Another way of interpreting, or adapting the Crowdsourcing concept is the idea of Islamic finance. Yomken (yomken.com) is a crowdfunding platform for financing projects and business ventures. They employ a crowdsourcing model utilising social networks as communities for gathering funds for new projects and solve problems. The net result is to release capital to entrepreneurs, and generate value while adhering to the founding principles of Islamic finance.
The underlying concepts of Crowdsourcing seem to reflect the principles of Islamic finance which, simply put, does not allow interest to be charged for loans. Similarly, betting on the result of a race, speculating on interest rates, hedging contracts and other instruments usually associated with the conventional global finance industry are disallowed. That doesn't mean that Islamic law eschews involvement in finance, raising speculative capital, or realising returns on investments. Instead Islamic finance treats ventures as joint endeavours or partnerships. For example, if you need to raise money to buy a house, you and the bank become joint partners in a contract to buy the house; you both contribute funds while you agree to pay the banks share plus a pre-agreed fee, not interest. A consequence is that it impossible to collatorise these kinds of joint-endeavour contacts.

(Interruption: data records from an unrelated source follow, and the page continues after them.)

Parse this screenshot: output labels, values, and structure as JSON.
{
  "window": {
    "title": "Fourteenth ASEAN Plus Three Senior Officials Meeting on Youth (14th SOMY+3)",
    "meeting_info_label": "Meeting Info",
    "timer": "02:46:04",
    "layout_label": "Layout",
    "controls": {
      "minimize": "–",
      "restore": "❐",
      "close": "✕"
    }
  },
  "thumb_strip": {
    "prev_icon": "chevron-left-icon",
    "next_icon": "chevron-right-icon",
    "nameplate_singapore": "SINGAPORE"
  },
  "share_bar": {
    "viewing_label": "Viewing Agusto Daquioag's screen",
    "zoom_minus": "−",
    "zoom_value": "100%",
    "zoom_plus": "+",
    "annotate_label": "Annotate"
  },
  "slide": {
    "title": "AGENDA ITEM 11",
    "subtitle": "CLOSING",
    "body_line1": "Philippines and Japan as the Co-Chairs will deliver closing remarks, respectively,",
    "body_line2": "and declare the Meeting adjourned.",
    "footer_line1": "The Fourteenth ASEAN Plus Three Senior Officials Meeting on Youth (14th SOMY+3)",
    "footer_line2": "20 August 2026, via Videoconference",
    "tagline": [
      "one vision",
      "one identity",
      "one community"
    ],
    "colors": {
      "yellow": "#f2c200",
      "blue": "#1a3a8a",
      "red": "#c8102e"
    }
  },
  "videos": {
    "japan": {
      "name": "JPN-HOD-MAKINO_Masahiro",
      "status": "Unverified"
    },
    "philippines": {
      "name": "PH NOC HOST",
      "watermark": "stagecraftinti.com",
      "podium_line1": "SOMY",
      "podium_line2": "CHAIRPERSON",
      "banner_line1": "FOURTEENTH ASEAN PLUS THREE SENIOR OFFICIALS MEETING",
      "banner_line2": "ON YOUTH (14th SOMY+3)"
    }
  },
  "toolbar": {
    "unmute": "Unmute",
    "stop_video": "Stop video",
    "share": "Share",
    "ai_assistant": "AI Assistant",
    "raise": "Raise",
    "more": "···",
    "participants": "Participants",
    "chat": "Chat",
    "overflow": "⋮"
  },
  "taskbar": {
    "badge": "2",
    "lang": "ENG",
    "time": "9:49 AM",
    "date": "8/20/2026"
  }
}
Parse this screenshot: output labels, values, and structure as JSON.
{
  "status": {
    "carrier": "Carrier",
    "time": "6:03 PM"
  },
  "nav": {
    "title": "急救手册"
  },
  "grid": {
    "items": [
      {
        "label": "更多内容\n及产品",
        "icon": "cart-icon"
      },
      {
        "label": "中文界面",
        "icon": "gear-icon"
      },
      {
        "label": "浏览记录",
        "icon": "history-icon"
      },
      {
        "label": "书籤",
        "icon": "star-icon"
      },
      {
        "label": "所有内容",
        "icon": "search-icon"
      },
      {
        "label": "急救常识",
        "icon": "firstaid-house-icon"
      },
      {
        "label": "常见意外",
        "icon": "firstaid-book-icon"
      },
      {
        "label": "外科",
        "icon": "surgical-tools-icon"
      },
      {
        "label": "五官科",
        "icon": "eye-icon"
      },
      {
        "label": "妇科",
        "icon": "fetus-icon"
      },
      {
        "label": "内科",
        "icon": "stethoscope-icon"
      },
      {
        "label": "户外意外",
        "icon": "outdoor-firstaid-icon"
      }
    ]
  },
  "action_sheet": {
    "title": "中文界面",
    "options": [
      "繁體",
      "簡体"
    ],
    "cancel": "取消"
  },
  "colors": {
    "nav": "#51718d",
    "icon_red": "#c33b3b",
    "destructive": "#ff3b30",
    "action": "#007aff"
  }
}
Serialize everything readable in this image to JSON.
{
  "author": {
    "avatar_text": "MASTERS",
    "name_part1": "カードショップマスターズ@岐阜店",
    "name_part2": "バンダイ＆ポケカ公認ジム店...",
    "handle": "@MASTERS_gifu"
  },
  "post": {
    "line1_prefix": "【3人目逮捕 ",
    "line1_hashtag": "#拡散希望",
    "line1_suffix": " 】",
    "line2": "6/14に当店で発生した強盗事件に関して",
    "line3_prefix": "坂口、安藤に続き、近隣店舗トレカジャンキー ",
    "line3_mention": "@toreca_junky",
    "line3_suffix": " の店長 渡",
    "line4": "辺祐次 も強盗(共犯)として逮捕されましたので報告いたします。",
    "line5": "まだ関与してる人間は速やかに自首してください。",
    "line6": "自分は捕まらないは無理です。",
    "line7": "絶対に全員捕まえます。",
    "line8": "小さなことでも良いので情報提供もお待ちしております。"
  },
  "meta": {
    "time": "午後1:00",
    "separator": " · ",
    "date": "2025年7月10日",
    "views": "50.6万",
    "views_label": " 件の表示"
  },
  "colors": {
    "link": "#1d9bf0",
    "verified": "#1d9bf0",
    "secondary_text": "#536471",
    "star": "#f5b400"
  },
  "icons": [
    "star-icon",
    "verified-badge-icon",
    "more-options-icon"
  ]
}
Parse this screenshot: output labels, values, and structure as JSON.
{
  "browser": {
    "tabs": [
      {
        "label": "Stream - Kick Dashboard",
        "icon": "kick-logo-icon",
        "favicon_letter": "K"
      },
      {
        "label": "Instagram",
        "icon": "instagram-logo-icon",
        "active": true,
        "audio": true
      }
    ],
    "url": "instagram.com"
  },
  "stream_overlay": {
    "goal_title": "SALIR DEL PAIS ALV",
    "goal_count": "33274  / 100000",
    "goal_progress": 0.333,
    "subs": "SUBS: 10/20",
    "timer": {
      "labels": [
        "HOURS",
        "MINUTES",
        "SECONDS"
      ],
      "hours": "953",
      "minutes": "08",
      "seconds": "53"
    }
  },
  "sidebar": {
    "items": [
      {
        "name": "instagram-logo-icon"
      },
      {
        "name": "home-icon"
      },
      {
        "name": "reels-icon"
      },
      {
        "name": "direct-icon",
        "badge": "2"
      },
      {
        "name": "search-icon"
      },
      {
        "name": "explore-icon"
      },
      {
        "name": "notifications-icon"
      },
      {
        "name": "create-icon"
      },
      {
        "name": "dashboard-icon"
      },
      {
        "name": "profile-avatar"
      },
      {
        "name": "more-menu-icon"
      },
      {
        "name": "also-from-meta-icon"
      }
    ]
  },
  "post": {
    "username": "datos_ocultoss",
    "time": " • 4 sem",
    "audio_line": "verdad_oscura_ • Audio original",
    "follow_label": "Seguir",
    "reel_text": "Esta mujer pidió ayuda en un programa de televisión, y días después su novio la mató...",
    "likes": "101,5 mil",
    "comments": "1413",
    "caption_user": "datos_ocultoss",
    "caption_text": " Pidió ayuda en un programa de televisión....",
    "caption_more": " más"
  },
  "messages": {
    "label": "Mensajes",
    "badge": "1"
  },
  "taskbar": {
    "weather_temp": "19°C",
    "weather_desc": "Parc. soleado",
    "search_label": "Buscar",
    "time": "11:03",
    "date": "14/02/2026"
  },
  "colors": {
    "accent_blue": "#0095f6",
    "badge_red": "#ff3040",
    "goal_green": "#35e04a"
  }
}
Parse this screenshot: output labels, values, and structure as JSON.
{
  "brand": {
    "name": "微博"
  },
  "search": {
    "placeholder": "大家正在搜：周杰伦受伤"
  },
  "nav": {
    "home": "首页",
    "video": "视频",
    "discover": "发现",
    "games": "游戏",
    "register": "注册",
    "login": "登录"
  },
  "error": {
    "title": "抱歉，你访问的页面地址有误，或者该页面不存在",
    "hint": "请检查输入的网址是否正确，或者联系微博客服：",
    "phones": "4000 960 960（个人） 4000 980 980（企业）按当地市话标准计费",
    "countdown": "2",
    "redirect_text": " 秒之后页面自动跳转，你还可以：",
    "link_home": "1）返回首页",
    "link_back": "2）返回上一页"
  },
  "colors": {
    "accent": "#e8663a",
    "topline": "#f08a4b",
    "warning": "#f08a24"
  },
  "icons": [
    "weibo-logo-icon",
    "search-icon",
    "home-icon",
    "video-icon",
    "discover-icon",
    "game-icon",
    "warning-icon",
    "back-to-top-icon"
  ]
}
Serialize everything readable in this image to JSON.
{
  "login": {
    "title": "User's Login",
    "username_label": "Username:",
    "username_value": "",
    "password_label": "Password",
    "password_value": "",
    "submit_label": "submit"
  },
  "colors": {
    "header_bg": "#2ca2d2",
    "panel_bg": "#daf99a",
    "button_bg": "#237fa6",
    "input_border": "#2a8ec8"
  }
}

One line of thinking suggests that Sharia or Halal finance could be used as a principle based remedy to avoid collapses in financial markets like the sub-prime lending crisis that spread from the US in 2008.
In conclusion, Crowdsourcing is built on the ideas of community, of shared interests that capitalises on the potential of social network services to enable nascent communities to coalesce and persist in spite of the spatial-temporal isolation of the individuals who join them.